The owners of the second-largest private company in the United States are Charles and David Koch. Touting the label of second-largest private company comes with a massive amount of net worth: more than $100 billion.
That staggering price tag makes their planned budget for the 2016 elections ($889 million) seem like pocket change.
However, given the fact that the Republican National Committee and the GOP’s congressional campaign committees spent a total of $657 million in the last presidential election, it’s clear that the Koch-backed campaign headed our way is an unprecedented amount of cash.
As NPR reported, no other outside money operation matches the Kochs in terms of funding or organizational breadth. The Kochs’ goal is to spread information that supports their corporate interests, such as telling voters the wrong date for elections to possibly suppress votes from those who do not support Koch interests, misinforming parents about school district graduation rates to funnel public dollars into private schools, or trying to convince people that climate change isn’t real–something that Koch Industries, a power company, would definitely profit from.

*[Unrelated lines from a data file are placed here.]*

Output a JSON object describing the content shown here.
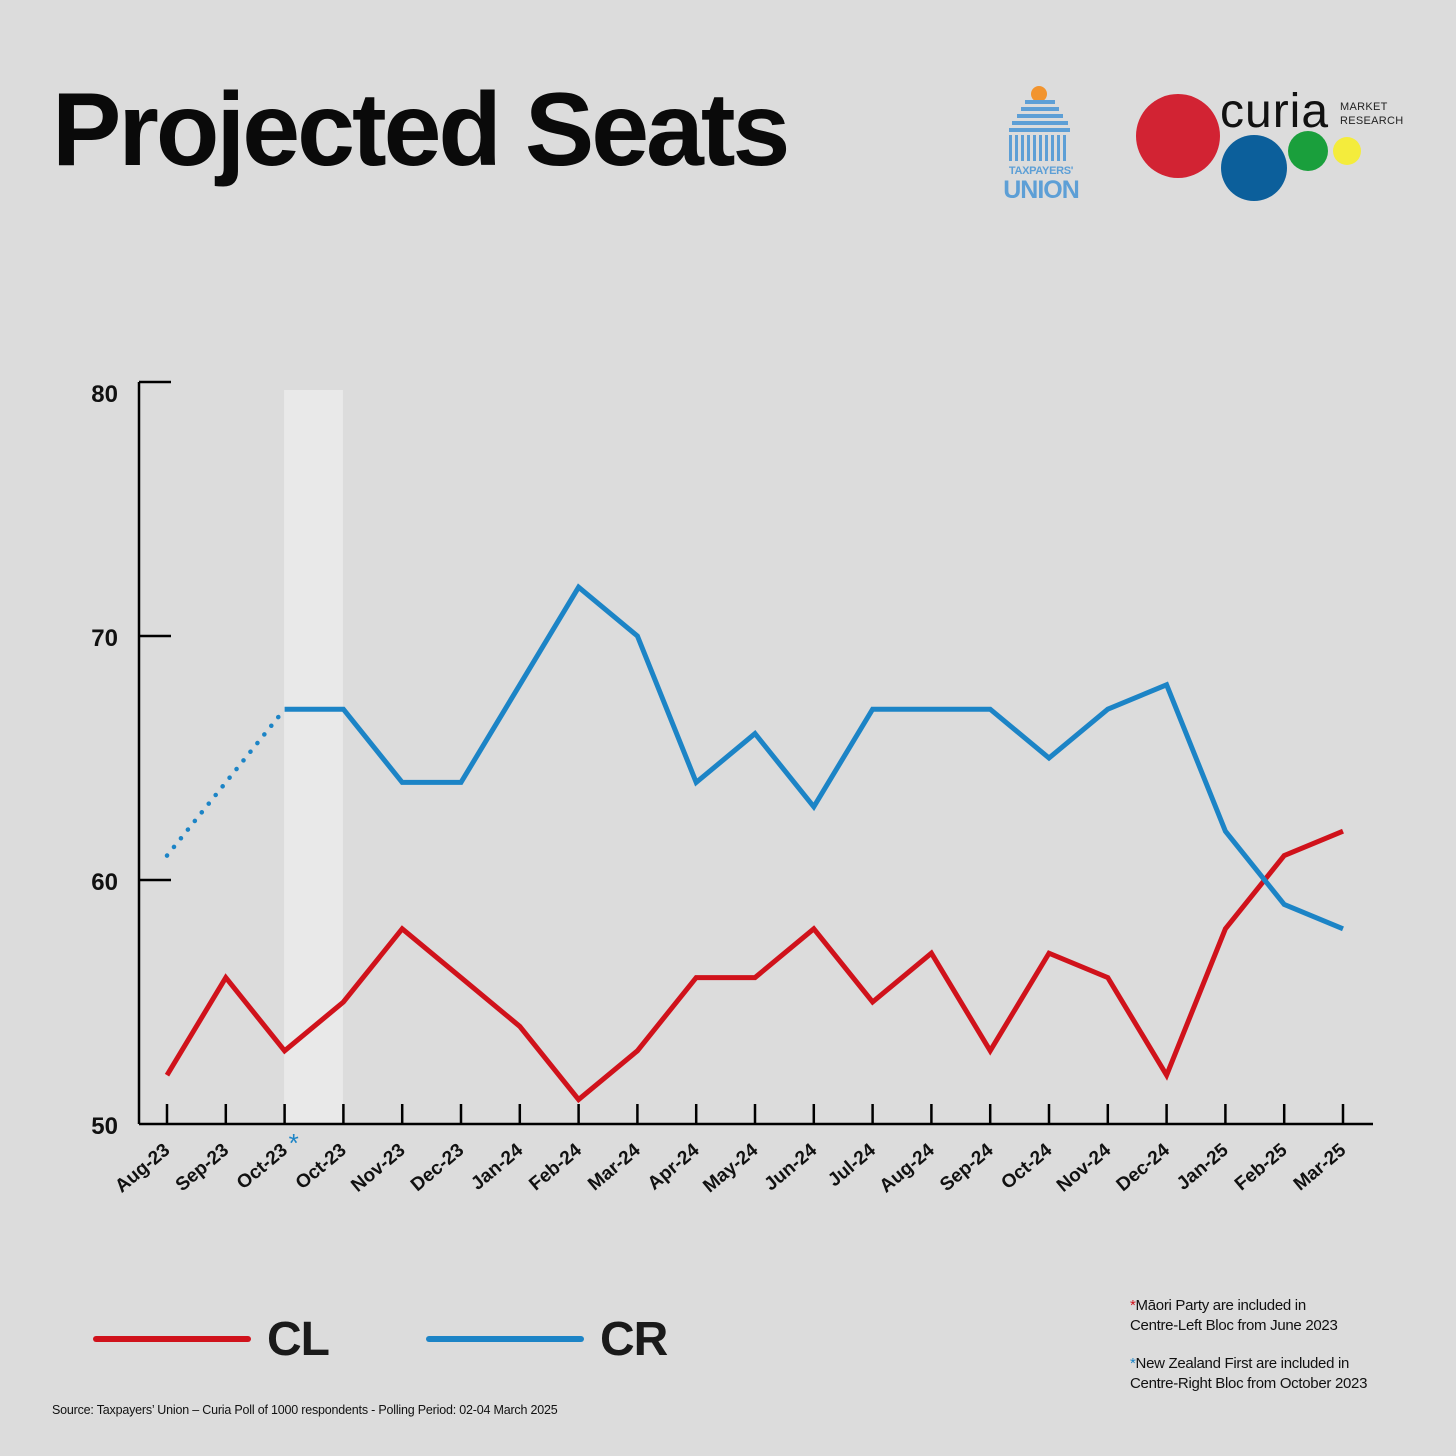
{
  "header": {
    "title": "Projected Seats"
  },
  "logos": {
    "taxpayers_union": {
      "line1": "TAXPAYERS'",
      "line2": "UNION",
      "icon": "parliament-beehive-icon"
    },
    "curia": {
      "word": "curia",
      "sub1": "MARKET",
      "sub2": "RESEARCH"
    }
  },
  "colors": {
    "background": "#dcdcdc",
    "cl": "#d0121b",
    "cr": "#1c84c6",
    "highlight_band": "#e9e9e9",
    "curia_red": "#d22333",
    "curia_blue": "#0c5f9b",
    "curia_green": "#1a9f3c",
    "curia_yellow": "#f4ec3c",
    "tu_blue": "#5d9fd6",
    "tu_orange": "#f2942e"
  },
  "chart_data": {
    "type": "line",
    "title": "Projected Seats",
    "categories": [
      "Aug-23",
      "Sep-23",
      "Oct-23",
      "Oct-23",
      "Nov-23",
      "Dec-23",
      "Jan-24",
      "Feb-24",
      "Mar-24",
      "Apr-24",
      "May-24",
      "Jun-24",
      "Jul-24",
      "Aug-24",
      "Sep-24",
      "Oct-24",
      "Nov-24",
      "Dec-24",
      "Jan-25",
      "Feb-25",
      "Mar-25"
    ],
    "category_marker": {
      "index": 2,
      "symbol": "*"
    },
    "ylim": [
      50,
      80
    ],
    "yticks": [
      50,
      60,
      70,
      80
    ],
    "highlight_band_index": 2,
    "series": [
      {
        "name": "CL",
        "values": [
          52,
          56,
          53,
          55,
          58,
          56,
          54,
          51,
          53,
          56,
          56,
          58,
          55,
          57,
          53,
          57,
          56,
          52,
          58,
          61,
          62
        ]
      },
      {
        "name": "CR",
        "values": [
          61,
          64,
          67,
          67,
          64,
          64,
          68,
          72,
          70,
          64,
          66,
          63,
          67,
          67,
          67,
          65,
          67,
          68,
          62,
          59,
          58
        ],
        "dotted_until_index": 2
      }
    ]
  },
  "legend": {
    "cl_label": "CL",
    "cr_label": "CR"
  },
  "notes": {
    "maori_line1": "Māori Party are included in",
    "maori_line2": "Centre-Left Bloc from June 2023",
    "nzfirst_line1": "New Zealand First are included in",
    "nzfirst_line2": "Centre-Right Bloc from October 2023",
    "asterisk": "*"
  },
  "source": {
    "text": "Source: Taxpayers’ Union – Curia Poll of 1000 respondents -  Polling Period: 02-04 March 2025"
  }
}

Because of the expansiveness of their 2016 budget, experts have said that the Koch empire is completely unlike anything American politics has seen before. And the most concerning part is that the the Kochs’ message has little to do with the reality of most Americans. Political scientist Darrell West, who wrote a book called Billionaires about wealthy donors in politics, stressed the precedent the Kochs plan to set:
Essentially we’ve created a new party. It’s the party of conservative, rich activists…[Y]ou’re talking about an incredibly tiny slice of Americans.
The revelation of the Kochs’ pricey plan should place people on alert for information from one of the many Koch-supported groups, such as:
•Americans for Prosperity
•Concerned Veterans for America
•Generation Opportunity
•Americans for Tax Reform
•Cato Institute
•Freedom Partners
•Concerned Women for America
•American Legislative Exchange Council (ALEC)

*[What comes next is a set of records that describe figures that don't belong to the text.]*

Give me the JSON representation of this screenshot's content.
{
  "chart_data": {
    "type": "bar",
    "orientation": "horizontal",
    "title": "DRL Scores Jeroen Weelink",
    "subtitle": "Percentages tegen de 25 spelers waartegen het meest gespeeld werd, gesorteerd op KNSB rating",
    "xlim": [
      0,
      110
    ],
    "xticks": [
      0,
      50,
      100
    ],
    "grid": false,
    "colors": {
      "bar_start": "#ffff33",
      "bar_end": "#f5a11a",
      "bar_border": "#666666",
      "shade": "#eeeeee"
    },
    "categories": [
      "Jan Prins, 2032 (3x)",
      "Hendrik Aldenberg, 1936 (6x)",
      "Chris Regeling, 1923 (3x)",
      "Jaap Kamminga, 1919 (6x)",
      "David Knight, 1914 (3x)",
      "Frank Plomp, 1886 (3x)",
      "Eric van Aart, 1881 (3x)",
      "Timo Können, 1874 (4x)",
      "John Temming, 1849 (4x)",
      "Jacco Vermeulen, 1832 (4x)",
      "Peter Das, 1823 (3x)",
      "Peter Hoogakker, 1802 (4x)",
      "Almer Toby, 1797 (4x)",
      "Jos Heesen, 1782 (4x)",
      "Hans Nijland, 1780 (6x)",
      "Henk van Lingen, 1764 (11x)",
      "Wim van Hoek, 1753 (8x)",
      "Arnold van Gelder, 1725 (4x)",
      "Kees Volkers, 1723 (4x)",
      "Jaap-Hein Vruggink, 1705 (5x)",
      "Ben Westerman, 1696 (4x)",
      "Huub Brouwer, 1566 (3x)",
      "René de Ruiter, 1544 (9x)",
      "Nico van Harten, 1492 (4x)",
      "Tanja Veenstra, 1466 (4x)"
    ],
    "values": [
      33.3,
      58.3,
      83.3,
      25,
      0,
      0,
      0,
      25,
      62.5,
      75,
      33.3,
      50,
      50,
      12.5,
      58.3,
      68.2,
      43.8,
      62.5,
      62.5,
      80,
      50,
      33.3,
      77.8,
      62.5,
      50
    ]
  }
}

Many of these organizations have been known to work for corporate interests under the guise of helping the middle class.
As if the Kochs’ reach isn’t concerning enough, they also influence us very close to home: the Flint Hills Refinery in Rosemount is Koch-owned, and it provides Minnesota with more than half our gas. In 2012, that refinery leaked more than 740,000 pounds of toxic chemicals into nearby watersheds (which is equivalent to the weight of 493 Smart Cars).
Knowing the Koch brothers have helped fund these groups and this misinformation over the years sheds light on their motives for being involved with politics in the first place: to work for their enormously rich interests at the expense of workers, women, the environment and marginalized groups within our society.